5 – Ao fazer a conexão pra Boston, uma moça da segurança olhou pra minha cara e me mandou ir por uma fila diferente da dos demais. Achei estranho mas fui, não tinha escolha. A revista nessa fila era redobrada, acho que tenho cara de terrorista! Depois de constatar que só a minha cara é um terror a moça me liberou.
6 – No saguão, esperando o vôo pra Boston, ouvi umas pessoas falando meu amado idioma. Essa é uma das melhores sensações que eu sinto quando estou viajando, encontrar alguém que fale minha língua. As pessoas que conheci eram a médica Luciana, o músico Fernando e sua mulher, a atriz Edel.

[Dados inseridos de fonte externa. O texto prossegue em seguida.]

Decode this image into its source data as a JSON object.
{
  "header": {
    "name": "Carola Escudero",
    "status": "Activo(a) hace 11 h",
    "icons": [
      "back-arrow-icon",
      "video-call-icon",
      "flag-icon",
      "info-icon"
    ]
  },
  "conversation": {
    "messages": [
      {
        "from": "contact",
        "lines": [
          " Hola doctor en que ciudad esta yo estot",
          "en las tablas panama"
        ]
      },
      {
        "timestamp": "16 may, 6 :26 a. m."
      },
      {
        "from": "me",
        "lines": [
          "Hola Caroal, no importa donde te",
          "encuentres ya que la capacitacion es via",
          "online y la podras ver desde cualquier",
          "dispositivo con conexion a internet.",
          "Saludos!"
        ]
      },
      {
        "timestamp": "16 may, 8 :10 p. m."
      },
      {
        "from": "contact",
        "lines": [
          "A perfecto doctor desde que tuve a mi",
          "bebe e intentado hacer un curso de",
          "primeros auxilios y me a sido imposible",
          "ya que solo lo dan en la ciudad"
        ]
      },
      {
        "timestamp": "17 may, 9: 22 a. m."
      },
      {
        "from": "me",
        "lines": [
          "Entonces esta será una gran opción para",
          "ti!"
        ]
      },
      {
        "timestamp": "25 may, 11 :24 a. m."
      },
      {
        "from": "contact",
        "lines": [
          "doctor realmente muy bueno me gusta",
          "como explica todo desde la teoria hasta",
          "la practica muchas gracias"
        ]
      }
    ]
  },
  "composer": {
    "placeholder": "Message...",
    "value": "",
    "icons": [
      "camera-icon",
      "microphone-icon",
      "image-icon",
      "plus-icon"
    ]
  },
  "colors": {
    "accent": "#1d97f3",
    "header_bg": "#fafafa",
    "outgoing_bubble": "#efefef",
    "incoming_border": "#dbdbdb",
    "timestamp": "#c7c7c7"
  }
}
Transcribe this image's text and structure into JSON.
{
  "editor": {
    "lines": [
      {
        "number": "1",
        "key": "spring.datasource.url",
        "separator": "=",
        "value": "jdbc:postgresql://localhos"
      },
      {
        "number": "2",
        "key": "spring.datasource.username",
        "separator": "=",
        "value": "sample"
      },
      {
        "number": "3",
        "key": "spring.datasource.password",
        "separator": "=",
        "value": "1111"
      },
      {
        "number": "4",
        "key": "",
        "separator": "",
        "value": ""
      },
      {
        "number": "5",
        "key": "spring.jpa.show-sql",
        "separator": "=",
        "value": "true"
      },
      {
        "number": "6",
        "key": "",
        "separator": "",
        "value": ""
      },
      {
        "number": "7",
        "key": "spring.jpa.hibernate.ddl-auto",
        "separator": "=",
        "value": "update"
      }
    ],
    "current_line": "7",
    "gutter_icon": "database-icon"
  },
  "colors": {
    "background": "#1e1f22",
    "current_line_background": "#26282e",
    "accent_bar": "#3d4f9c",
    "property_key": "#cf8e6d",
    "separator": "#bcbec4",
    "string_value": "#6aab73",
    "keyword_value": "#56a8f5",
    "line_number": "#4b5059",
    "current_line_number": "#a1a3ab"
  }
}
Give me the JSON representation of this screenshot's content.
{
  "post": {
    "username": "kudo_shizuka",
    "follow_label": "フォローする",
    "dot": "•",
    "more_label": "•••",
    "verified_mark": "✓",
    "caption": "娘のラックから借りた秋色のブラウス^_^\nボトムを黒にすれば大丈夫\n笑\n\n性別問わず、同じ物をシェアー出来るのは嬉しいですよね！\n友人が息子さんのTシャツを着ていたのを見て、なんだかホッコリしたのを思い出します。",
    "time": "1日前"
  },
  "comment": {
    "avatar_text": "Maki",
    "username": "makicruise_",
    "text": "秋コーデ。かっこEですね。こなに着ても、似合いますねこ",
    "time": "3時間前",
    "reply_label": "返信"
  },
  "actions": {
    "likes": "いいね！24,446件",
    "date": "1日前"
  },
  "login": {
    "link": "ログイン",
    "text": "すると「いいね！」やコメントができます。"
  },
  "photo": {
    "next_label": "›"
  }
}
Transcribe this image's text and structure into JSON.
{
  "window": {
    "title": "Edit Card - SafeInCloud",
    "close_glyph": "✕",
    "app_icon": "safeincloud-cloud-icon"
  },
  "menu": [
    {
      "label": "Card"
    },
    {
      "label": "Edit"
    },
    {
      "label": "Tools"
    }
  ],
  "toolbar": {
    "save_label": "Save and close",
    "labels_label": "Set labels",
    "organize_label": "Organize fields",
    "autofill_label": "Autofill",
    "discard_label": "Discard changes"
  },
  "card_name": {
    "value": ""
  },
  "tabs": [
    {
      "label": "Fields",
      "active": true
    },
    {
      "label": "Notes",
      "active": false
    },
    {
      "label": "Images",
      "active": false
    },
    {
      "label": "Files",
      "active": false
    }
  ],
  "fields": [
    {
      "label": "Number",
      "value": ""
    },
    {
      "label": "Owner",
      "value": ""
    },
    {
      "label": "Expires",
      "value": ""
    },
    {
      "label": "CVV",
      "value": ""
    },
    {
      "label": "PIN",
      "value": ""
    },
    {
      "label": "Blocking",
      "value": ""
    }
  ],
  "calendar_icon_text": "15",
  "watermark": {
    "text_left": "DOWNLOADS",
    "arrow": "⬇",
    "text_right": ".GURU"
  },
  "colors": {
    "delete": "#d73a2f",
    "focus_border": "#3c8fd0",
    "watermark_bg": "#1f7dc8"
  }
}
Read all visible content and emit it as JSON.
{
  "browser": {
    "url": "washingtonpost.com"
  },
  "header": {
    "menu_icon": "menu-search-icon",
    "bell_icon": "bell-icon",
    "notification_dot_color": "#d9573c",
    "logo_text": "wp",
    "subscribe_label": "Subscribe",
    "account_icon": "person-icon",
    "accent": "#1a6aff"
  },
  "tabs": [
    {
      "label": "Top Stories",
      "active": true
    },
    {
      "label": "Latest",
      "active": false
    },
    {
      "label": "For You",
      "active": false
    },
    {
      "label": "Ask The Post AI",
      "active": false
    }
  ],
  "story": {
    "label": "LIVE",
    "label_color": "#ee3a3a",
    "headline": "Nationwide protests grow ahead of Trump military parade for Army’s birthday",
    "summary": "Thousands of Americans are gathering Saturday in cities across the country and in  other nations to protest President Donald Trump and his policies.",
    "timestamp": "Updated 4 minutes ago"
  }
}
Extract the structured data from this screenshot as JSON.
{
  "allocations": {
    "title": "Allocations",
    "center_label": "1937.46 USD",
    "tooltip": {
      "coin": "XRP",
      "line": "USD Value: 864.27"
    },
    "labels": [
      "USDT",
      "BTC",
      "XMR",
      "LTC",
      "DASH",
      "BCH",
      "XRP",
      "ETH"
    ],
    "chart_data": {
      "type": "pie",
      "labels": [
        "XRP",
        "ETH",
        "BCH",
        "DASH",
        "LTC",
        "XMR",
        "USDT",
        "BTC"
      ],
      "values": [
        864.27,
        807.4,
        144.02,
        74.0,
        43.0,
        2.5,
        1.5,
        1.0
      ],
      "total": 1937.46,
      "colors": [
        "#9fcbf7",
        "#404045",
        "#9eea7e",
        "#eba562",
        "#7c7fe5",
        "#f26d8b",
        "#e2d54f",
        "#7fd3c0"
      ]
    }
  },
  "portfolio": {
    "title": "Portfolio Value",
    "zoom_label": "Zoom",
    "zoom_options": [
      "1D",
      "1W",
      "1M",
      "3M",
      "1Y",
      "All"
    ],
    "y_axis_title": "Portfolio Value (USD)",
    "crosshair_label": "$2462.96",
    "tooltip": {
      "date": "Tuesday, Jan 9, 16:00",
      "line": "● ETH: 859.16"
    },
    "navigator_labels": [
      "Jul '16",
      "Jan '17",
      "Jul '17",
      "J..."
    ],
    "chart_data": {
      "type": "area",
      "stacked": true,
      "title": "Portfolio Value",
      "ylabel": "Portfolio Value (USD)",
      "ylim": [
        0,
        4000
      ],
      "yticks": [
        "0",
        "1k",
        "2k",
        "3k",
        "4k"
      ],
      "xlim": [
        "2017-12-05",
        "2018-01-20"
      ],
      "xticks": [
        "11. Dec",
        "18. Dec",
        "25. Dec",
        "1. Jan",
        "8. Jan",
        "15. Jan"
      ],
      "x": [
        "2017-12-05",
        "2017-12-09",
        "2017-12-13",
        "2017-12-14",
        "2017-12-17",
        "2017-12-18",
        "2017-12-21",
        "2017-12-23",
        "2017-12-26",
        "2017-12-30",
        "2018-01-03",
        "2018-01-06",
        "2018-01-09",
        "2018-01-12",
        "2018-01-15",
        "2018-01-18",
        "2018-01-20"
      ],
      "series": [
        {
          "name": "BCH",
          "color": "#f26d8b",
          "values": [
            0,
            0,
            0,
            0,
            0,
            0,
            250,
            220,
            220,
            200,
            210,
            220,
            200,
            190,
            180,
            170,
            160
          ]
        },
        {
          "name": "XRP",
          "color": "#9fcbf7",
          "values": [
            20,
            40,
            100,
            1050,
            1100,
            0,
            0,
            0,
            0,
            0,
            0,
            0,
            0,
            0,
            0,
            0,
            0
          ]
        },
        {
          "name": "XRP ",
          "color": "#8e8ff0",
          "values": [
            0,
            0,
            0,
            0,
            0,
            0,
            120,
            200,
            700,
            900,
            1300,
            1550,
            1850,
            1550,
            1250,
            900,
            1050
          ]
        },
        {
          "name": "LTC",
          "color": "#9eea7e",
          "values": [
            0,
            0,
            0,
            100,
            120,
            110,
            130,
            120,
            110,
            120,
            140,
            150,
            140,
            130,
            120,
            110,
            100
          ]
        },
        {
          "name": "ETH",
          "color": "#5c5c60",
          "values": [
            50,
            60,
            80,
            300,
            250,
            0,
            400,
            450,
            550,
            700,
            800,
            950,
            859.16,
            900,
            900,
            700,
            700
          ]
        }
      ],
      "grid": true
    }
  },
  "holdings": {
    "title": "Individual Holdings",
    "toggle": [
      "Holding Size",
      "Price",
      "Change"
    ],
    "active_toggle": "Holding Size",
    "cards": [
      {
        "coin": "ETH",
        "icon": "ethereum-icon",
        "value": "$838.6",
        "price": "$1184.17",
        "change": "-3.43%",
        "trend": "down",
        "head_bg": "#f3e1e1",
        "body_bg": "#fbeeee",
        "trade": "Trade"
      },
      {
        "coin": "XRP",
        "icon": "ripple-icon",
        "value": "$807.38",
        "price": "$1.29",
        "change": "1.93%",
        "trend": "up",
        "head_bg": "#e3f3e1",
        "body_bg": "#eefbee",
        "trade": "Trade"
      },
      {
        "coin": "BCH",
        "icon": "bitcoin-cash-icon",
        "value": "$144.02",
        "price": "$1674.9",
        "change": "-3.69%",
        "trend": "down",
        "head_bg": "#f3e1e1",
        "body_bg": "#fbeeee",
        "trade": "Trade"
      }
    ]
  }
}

7 – No avião para Boston passou o filme “Antes de Partir” com Jack Nicholson e Morgan Freeman, dirigido por Rob Reiner. Como já havia visto, resolvi vê-lo, sem som. Lembrei-me de quase tudo, até chorei exatamente no mesmo lugar em que eu e Laila choramos junto, quando assistimos pela primeira vez. O casal ao um lado não entendeu nada.
8 – Depois disso tudo, cheguei e tenho que correr porque é hoje a abertura do Boston International Film Festival e meu filme “Pelo Ouvido” carrega a imensa responsabilidade de ser o único representante do Brasil. De repente estou me sentindo extremamente sozinho, mas ainda bem que vou encontrar com Álvaro Lima (filho de dona Zelinda e de seu Carlos Lima) e com Salwa Aboud (filha de dona Albertina e seu Eduardo Aboud) que moram aqui há muitos anos. De repente já estou me sentindo em casa. Só falta abiscoitar pelo menos um premiozinho no festival, se bem que já é um grande prêmio o fato de ter sido selecionado em meio a mais de dois mil trabalhos.